The usual NFB warning for spoilers apply.
A very dark, but not unpalatable take on the classic fairy tale. Snow White (Kristen Stewert) has to team up with the titular “Huntsman” (Chris Hemsworth) in order to defeat the evil queen (Charlize Theron) with the help of various fantasy tropes.
It is a very, very dark plot, in tone, mood and visuals. It’s trying very hard to be gritty and “real”. There is a lot of mud and actual dirt in the two hours on the screen here, the creators doing everything they can to recreate a slice of the middle-ages that is as grubby as possible. That makes the occasional bits of light all the more spectacular when they come, but it is a super, super dark movie.
The concern going into this kind of movie is that it is going be very Twilight-esque, and it is to an extent – the cast is very moody, the girl falls for the broody damaged male hero, dark magic and gothic themes abound – but it honestly doesn’t stray too far into the Meyer nonsense. In fact, it’s more like Game of Thrones in the stylistic choices, the violence, the subtle incestuous implications, the clashing nobles. That gothic romance angle is largely ignored for much of the movies running time, and it doesn’t actually have a pay-off in the end, but at least the writers introduce a mild twist in rejecting the traditional fairy-tale route of the Prince Charming. That’s not all good through, because the Huntsmen character works better as the exasperated older mentor type, not the love interest. Some of the best parts, as familiar as they are, are when he’s verbally bouncing off Snow White and her naviete.
It’s really badly paced, way too long. It takes a very long time for anything to happen, with an extended prologue that could easily be cut down, a lot of tramping about, and a conclusion that just takes way too long to get to. Every scene is strung out a few minutes too long, and it just gets boring at times. The aforementioned prologue, a hallucination sequence in the forest, the big battle speech, the actual final battle, this whole sequence in a fairies stronghold are all prime examples of scenes that just need a bit of trimming. This movie is trying to be a fantasy epic but can’t hold the attention of the audience to the extent that Lord of the Rings or Harry Potter can – and the Twilight influences also damage it in that respect. There are many odds plot points taken – an extended stay in an all-female village, an brand new take on the poisoned apple story, an ineffective resurrection moment with little explanation, this big deer scene, and it does seem as if the creators aren’t quite sure what they’re trying to make.

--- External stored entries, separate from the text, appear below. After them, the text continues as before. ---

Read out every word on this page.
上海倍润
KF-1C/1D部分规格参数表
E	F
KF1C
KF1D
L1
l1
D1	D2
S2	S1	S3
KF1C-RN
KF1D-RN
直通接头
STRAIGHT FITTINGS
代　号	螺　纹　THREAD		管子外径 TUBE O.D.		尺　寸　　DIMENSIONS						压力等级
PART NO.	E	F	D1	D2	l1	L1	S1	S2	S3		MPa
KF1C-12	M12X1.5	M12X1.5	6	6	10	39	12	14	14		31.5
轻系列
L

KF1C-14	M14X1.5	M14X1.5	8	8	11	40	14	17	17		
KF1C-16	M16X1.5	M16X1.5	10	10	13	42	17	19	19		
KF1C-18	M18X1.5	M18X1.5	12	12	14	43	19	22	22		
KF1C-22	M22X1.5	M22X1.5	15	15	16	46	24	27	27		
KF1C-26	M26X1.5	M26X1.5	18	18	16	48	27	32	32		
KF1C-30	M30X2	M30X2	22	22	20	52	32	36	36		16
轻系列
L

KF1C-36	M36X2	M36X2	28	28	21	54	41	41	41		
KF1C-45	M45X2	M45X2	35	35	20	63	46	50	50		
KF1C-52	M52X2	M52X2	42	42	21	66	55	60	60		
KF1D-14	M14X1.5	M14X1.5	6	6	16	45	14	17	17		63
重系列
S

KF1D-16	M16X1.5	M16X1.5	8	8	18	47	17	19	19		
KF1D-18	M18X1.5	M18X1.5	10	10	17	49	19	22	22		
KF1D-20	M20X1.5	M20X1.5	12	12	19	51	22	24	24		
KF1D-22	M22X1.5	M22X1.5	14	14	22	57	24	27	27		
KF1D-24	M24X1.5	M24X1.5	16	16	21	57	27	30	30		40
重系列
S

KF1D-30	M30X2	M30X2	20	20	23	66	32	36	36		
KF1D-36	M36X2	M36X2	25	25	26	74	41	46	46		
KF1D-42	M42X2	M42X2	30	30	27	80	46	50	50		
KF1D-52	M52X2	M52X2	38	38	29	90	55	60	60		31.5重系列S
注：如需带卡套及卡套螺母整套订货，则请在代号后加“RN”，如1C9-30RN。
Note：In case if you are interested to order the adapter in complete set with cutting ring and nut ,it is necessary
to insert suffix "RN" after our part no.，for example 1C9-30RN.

And it really doesn’t help that the three leads are phoning it in (or just aren’t that good). Stewert isn’t as bad as she’s made out to be, but she seems listless and bored at times in this movie, caught between damsel-in-distress and warrior queen. She’s supposed to be carrying it, but it’s just not happening and she could do with putting on some weight. She’s not “the one” as they claim in the movie, her big battle speech being tiresome and eye-roll inducing. Hemsworth is another actor I think should get more credit then he gets, but here he’s little more than a Scottish Thor, albeit one with a few more maudlin feelings to display. He’s trying at least, but the dialogue isn’t great and his whole character is cliché to the hilt.
Then there’s Theron, who is just terrible as a very over the top villain with the most tropish dialogue possible (you cannot defeat MEEEEEE!”) that is delivered with a mixture of screams and whispers. They attempt to give the evil queen some depth at times, but it all falls short, and the Oscar winner is simply phoning it in here, pure and simple. The material isn’t easy to work with, but she’s simply not trying hard enough.

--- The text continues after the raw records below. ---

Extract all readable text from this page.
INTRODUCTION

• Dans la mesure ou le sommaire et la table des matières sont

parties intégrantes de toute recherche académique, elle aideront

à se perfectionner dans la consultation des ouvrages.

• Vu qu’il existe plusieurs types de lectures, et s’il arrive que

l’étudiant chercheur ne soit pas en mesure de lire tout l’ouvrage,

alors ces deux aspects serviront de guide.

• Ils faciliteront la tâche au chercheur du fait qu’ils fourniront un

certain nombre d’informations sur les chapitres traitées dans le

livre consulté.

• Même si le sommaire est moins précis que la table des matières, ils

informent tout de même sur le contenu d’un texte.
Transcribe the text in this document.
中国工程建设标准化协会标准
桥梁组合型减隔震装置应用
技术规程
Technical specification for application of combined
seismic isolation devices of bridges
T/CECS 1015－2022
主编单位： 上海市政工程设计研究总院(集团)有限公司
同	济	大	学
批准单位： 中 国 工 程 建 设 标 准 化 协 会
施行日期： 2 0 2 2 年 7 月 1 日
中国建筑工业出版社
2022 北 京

As is typical when the leads are ballsing it up, the supporting cast is actually doing fine just not getting much screentime. The Dwarfs are played by a plethora of really decent actors – Ian McShane, Bob Hoskins, Toby Jones, Ray Winstone, Nick Frost – who all give a good account of themselves even if the writers switch between creepy menace and comic relief for them, Sam Clafin is decent enough as the Prince Charming archetype though he seems somewhat superfluous to overall plot with the Huntsman involved to the extent that he is and Sam Spruell is actually the hidden gem as evil queens creepy brother, a far more effective villain then her.
What else is there to say? The CGI work is actually quite good, from the troll, to the faerie world to the glass warriors. Soundtrack is forgettable, I tend to say that whenever I’m not humming it after a viewing. They got the location work spot on though it has to be said, some really pretty medieval style vistas and landscapes. The fight/action scenes are uniformly decent, though, as stated, though do drag on a bit.
The ending sets it up for a sequel, but I’m not sure it’s one I’d like to see. Missable.